After the success of the first two sprint events, F1 management decided to revise and keep implementing the new format in 2022 too. While waiting to see how racing will be affected by the new generation of cars to apply major rule changes, it appears that the importance of the sprint races will increment, with the provisional number of events upped to six, and the discussion of giving out more points to the top "qualifiers".

F1 managing director Ross Brawn explained to selected media the decision of delaying major format changes:

"We've in principle agreed with the teams that we will look towards six events for next year. There is quite a lot to get sorted before then, and our view is that we should take some progressive steps for next year but not radical steps, and that's partly because we have the new car coming along, and everyone needs to settle down with the new car coming."

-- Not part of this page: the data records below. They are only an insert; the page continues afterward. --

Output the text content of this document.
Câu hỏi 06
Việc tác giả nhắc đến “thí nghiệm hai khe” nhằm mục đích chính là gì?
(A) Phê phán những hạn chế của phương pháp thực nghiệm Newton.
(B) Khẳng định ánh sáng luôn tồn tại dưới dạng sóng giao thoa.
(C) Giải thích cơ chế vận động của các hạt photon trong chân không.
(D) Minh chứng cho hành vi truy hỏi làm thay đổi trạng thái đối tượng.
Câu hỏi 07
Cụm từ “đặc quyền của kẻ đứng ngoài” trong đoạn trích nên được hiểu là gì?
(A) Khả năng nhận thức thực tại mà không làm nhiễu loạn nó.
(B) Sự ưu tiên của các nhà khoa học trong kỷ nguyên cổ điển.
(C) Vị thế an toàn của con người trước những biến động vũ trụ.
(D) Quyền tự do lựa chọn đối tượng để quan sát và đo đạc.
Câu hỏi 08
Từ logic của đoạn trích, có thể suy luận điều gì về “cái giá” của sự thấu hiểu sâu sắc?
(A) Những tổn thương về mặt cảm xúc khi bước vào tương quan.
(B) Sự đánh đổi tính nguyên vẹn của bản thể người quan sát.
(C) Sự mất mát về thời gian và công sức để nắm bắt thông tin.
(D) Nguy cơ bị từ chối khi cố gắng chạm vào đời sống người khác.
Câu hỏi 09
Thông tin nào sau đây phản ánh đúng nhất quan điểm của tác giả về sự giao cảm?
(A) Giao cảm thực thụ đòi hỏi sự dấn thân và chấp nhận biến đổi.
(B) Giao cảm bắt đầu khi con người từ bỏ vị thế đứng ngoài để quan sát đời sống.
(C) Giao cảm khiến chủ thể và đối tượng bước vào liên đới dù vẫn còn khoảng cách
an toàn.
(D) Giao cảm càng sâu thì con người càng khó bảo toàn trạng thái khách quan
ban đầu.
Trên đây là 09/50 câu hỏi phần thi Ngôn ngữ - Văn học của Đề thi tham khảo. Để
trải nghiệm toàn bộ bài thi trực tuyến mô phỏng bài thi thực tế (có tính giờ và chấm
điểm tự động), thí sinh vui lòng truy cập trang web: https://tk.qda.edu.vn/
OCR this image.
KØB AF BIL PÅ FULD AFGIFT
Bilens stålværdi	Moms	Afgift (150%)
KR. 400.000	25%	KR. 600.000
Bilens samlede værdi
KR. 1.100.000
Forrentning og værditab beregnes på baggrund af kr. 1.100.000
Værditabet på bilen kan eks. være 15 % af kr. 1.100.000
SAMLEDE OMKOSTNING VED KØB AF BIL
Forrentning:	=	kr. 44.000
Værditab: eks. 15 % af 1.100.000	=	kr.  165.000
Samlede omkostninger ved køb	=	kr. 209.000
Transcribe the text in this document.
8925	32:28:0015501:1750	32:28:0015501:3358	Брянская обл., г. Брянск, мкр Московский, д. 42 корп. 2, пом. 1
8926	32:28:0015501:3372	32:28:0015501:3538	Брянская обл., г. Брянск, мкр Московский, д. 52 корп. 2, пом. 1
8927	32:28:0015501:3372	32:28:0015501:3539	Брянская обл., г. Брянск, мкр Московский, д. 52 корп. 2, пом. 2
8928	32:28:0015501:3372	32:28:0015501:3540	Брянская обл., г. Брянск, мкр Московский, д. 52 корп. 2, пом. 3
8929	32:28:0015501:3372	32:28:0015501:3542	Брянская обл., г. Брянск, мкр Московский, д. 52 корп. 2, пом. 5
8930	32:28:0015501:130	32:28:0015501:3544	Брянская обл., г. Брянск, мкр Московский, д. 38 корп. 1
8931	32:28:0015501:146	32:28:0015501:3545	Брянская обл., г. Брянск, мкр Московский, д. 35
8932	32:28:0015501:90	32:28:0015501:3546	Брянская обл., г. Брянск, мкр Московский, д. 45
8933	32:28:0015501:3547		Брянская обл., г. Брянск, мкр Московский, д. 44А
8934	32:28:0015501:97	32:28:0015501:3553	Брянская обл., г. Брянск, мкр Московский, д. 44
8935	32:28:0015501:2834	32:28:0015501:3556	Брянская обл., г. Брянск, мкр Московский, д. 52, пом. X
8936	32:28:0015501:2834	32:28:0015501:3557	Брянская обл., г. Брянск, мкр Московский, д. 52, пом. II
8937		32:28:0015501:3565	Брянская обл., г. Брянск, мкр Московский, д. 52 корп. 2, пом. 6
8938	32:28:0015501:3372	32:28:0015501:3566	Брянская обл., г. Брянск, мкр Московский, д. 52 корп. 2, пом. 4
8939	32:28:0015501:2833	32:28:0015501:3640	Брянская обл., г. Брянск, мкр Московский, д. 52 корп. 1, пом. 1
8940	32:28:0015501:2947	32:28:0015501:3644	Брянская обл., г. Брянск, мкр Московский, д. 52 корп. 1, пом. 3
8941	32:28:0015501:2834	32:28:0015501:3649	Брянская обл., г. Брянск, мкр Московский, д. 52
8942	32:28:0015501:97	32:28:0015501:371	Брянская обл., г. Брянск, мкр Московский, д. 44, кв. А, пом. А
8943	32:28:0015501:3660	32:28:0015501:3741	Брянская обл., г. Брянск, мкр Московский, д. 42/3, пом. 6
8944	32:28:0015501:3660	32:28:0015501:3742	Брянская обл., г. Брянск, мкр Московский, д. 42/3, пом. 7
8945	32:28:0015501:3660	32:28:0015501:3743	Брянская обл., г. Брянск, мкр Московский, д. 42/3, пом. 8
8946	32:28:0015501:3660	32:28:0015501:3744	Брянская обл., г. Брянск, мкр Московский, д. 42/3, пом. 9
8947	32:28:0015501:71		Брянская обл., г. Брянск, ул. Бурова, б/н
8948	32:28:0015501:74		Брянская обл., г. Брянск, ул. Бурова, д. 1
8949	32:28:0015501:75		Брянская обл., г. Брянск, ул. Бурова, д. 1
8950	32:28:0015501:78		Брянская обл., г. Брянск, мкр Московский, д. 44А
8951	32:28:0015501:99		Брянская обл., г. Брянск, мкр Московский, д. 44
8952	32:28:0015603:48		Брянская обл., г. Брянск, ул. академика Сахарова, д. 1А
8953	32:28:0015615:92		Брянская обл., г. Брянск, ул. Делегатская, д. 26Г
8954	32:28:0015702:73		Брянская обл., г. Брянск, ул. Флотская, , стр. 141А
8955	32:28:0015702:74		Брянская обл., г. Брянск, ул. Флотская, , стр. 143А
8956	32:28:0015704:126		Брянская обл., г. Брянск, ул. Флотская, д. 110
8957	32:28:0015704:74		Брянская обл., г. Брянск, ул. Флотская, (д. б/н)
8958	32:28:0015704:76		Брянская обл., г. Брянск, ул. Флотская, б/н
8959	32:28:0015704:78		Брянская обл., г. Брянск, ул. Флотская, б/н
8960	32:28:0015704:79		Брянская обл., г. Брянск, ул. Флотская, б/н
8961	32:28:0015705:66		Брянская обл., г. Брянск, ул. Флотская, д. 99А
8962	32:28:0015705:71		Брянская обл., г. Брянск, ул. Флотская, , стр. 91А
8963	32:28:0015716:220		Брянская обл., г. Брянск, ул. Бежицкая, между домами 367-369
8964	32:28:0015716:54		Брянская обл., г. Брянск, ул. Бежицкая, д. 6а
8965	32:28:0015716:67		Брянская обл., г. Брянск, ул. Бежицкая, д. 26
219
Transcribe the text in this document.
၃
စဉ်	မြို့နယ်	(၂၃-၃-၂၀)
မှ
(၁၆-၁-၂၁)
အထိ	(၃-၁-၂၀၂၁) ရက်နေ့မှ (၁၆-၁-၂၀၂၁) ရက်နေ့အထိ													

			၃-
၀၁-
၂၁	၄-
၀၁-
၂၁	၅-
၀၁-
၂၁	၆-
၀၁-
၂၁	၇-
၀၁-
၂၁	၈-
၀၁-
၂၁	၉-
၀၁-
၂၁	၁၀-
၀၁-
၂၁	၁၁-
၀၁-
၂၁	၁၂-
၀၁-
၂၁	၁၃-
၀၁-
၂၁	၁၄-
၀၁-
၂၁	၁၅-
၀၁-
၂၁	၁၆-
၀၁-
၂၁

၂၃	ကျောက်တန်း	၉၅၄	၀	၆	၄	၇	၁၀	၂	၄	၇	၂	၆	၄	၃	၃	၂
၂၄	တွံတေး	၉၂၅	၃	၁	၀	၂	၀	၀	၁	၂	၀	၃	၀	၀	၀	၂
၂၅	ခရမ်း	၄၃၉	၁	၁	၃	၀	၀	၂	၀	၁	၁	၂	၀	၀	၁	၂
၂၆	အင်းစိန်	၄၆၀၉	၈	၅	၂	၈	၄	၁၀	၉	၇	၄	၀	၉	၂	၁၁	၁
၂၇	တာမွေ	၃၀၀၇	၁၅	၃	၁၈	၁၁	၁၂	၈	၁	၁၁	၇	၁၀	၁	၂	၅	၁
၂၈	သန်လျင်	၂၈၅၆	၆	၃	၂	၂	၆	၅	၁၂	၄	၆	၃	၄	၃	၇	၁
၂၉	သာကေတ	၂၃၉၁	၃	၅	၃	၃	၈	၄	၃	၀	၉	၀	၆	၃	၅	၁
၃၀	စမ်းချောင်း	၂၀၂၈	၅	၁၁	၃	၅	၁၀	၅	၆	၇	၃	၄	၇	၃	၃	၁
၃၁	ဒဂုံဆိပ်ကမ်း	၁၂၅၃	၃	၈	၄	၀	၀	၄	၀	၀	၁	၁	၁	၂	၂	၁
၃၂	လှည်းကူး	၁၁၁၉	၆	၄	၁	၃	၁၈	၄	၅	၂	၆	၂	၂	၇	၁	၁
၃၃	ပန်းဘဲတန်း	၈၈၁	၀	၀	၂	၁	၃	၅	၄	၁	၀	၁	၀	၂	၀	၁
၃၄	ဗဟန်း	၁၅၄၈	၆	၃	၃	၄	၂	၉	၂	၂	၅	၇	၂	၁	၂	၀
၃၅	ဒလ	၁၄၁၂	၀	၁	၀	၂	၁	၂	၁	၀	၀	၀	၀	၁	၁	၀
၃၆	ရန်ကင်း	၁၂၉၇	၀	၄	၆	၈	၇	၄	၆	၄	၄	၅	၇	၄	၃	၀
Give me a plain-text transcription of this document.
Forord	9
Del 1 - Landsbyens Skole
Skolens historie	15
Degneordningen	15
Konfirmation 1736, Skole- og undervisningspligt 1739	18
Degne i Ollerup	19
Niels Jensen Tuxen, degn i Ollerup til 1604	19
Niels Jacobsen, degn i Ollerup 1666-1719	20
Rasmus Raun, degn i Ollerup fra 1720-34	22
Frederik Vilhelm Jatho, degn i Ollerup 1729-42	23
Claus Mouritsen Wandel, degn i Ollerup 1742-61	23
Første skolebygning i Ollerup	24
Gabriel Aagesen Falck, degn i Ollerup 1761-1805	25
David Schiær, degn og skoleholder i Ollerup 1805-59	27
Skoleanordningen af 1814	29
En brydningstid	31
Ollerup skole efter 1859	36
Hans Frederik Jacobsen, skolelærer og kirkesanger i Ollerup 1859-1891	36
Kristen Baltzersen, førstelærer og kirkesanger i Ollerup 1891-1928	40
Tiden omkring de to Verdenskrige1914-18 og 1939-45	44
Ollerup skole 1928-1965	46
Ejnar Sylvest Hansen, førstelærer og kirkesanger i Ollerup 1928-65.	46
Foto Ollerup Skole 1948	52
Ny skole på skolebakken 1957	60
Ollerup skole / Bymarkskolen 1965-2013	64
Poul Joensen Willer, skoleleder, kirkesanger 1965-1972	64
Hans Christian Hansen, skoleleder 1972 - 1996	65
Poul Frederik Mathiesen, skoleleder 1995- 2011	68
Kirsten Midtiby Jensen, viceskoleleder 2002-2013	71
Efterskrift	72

He also reiterated the satisfaction with the positive response received from all parts involved:

"We need to see the impact of the car. So we've been relatively conservative and evolutionary for 2022. But we're positive about the concept and very pleased that F1 has been brave enough to try an alternative concept at three races to see how it works."

As a result of the discussions with the teams on how to make "more challenging and engaging" the Saturday race and in order to provide better on-track action, Brawn added that modifications to the points system could be implemented, while more drastic measures will have to wait for a little more: 

"I'm very optimistic that the new cars will help, because of their ability to race each other. And what's in discussion is how can we make the rewards for a Saturday greater, so there's much more incentive to race on a Saturday in terms of points."

"I think probably reverse grids etc, I'd be quite excited by that I must say. But I think it would be perhaps a step too far. But there's a few things which are on the table for discussion," he added.

Brawn added that awarding pole position on Friday might be removed, as it wasn't well-liked, and also the whole concept could be named differently:

"The pole position on a Friday: it has clearly not been popular not having a pole position for Friday. So that's on the agenda. Also, the naming of the [sprint qualifying] event, as we all call it a race: if it walks like a duck and it quacks like a duck…. The naming of the event is something we want to tidy up."

At the moment, points are handed out only to the top three finishers, with the winner getting three, but, in Brawn's vision, the number of points could become a third of the points awarded for a full-length race.

"The points distribution for a Saturday could make it more challenging and inviting for drivers to race. Personally we proposed something around a third of the points that you get in a race for the sprint."

He explained that it had been included in the original plan of the format, and what had led him to believe it could be a reasonable prize:

"That was the initial proposal, which was not taken up because the feeling was that we need to see how the sprint functions first before we allocated the points. So we think that will be the starting point for the discussion."

"It's significant enough to be worth going for and it goes far enough down that people in lower positions still want to fight for it. But it is not of a number that has over-influence on the championship. It will have an influence on the championship, it must have and that's what we want, but not an excessive amount," he summed up.